Fig. 11.6 Lac-operon in E.coli.

 (ii) When tryptophan is absent in nutrient medium. When tryptophan is absent in the external medium, the inactive repressor is unable to bind at the operator site, thus, leading to the synthesis of mRNA and the corresponding enzymes that are used in the synthesis of tryptophan (Fig. 11.8).

[Normally, the trp operon remains in expressed form, and whenever tryptophan is added in the minimal nutrient medium, it is repressed.]


Fig. 11.7 Trp operon when tryptophan is present in external medium.

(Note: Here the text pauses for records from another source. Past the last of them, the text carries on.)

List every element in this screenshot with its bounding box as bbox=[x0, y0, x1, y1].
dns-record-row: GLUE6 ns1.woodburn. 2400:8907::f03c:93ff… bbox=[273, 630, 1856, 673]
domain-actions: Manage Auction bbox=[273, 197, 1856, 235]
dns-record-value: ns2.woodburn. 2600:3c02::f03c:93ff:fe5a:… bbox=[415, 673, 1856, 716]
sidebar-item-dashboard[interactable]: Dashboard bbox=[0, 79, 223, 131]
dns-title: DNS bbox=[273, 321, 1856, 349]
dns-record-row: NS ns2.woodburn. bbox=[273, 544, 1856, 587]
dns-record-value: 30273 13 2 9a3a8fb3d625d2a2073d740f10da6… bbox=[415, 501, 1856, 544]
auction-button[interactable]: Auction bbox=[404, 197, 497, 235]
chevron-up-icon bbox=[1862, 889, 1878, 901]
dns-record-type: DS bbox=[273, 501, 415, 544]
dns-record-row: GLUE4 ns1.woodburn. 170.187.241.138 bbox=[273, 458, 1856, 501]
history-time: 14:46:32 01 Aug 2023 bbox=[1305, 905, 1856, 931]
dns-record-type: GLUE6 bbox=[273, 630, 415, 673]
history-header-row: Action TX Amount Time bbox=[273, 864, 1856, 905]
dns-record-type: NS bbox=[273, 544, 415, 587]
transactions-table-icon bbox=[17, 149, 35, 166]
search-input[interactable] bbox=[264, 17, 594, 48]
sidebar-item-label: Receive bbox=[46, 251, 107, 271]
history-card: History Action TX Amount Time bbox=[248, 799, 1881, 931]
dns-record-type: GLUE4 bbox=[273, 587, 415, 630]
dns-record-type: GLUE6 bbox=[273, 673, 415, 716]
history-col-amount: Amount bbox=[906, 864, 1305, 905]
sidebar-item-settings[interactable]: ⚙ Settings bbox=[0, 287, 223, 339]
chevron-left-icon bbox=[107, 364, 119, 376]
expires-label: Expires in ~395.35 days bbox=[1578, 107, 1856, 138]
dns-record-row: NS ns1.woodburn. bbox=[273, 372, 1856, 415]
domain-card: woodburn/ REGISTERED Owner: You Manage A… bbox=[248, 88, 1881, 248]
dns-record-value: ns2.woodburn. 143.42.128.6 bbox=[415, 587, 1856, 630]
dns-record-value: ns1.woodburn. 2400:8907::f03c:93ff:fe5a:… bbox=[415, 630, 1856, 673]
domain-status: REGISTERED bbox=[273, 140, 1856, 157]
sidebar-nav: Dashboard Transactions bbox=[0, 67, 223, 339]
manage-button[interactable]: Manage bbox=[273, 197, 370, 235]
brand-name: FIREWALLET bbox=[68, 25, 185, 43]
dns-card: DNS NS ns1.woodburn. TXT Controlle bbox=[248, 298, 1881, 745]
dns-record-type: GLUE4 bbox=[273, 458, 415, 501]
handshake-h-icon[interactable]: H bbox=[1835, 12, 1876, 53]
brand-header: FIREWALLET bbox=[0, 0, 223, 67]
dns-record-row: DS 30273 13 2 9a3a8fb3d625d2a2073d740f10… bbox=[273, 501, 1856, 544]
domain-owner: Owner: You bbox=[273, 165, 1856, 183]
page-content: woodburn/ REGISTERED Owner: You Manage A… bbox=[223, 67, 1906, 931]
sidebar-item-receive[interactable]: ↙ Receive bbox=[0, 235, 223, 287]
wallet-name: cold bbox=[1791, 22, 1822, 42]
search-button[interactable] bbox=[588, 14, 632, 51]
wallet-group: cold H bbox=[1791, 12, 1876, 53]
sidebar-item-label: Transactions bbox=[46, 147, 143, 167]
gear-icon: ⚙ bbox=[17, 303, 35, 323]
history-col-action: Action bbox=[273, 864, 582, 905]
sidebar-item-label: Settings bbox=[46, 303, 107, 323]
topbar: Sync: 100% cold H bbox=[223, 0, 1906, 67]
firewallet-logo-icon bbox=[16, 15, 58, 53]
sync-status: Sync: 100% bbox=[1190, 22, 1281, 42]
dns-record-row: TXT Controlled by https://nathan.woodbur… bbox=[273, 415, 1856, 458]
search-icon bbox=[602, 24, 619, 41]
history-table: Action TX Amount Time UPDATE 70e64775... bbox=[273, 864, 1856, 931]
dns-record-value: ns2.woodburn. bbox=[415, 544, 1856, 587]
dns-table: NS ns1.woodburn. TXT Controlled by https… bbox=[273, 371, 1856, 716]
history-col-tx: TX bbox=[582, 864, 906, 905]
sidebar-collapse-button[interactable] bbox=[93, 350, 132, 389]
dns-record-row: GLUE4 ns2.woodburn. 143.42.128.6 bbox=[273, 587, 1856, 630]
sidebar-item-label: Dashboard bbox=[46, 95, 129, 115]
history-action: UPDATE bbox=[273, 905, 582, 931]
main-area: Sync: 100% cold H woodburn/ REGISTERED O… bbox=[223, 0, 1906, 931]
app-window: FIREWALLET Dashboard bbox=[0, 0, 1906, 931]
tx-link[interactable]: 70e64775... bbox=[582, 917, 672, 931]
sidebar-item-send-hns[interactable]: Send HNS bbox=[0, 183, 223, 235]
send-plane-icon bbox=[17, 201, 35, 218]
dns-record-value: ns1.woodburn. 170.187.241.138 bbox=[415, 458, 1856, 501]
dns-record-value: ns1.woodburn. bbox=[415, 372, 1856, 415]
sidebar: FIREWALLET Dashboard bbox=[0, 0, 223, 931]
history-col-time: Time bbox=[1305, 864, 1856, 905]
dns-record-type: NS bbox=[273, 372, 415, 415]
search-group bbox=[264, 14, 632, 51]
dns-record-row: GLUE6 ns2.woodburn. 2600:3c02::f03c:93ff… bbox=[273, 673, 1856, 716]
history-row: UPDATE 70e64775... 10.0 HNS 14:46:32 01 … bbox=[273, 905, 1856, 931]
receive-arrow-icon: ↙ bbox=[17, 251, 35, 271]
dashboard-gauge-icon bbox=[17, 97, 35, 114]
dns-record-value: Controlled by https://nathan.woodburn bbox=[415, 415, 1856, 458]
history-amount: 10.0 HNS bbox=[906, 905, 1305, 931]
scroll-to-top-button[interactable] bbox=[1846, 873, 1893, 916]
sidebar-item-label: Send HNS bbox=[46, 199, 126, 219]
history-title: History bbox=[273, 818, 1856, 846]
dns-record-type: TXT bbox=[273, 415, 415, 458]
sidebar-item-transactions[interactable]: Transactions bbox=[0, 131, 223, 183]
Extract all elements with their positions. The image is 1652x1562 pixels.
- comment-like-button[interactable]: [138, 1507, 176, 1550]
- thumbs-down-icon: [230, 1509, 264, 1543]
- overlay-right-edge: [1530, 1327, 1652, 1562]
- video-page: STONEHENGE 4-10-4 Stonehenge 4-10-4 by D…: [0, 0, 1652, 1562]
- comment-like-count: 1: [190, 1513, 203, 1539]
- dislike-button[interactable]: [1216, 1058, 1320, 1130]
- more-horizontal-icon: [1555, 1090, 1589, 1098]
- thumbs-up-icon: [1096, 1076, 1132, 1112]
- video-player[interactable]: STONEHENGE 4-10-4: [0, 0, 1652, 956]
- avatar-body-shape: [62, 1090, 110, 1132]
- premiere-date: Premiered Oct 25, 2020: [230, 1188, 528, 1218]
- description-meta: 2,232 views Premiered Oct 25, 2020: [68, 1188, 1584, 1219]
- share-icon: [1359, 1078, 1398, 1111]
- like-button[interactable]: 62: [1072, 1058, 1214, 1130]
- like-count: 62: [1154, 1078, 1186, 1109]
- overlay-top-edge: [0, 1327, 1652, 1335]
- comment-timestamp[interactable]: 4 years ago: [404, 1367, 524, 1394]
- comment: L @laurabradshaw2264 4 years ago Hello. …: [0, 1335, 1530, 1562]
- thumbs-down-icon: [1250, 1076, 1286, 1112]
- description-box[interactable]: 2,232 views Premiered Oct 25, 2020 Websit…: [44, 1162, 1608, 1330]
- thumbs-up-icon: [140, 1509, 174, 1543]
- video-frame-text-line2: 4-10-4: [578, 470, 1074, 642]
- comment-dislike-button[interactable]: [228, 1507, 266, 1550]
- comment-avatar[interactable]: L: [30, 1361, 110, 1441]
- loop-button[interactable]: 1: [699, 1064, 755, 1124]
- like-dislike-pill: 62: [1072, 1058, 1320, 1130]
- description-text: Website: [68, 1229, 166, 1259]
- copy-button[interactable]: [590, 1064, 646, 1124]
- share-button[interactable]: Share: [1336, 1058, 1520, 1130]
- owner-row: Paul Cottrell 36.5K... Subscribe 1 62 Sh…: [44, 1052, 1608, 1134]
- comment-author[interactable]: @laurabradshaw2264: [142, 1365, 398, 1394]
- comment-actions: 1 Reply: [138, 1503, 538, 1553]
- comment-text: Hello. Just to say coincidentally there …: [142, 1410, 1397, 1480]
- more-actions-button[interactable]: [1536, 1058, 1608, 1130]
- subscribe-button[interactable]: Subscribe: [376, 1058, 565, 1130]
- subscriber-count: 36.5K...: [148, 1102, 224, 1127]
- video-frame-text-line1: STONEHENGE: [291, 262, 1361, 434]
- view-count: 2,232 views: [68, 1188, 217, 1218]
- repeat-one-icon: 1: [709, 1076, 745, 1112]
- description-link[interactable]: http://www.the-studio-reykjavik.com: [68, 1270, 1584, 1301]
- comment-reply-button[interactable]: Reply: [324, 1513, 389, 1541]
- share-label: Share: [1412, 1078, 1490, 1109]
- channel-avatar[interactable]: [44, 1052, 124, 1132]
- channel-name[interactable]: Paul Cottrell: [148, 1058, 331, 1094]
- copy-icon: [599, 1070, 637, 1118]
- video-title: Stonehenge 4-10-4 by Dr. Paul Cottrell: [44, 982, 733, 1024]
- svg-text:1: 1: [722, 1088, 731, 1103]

Fig.11.7                                                                                          inactive


Fig.11.8 Trp operon, when tryptophan is absent in external medium, in E coli

Post-transcriptional Regulation of Tryptophan Operon

(i) When tryptophan is present in nutrient medium. One more type of control system of the trp operon occurs post-transcriptionally (after the start of transcription process) that is based on the synthesis of a leader polypeptide when tryptophan is present in the external medium. A 162 base pair long DNA found at the 5′ end of the gene trp E (part or gene E), having two successive tryptophan codons, is responsible for the synthesis of leader polypeptide. This regulation is based on the coupling of transcription and translation processes in prokaryotes. After the initiation of transcription, ribosomes one by one get attached to the 5′ end of the newly synthesizing mRNA and start the synthesis of the respective proteins. In the presence of tryptophan, the two tryptophan codons are translated due to the availability of tryptophan in external medium, thus, forming the complete leader polypeptide. This leader polypeptide induces the formation of hairpin loop in the newly synthesizing mRNA, causing the detachment of RNA polymerase from the coding strand of DNA. Thus, termination of further transcription occur (Fig. 11.9).


Fig. 11.10 Post-transcriptional control of trp operon in the absence of tryptophan.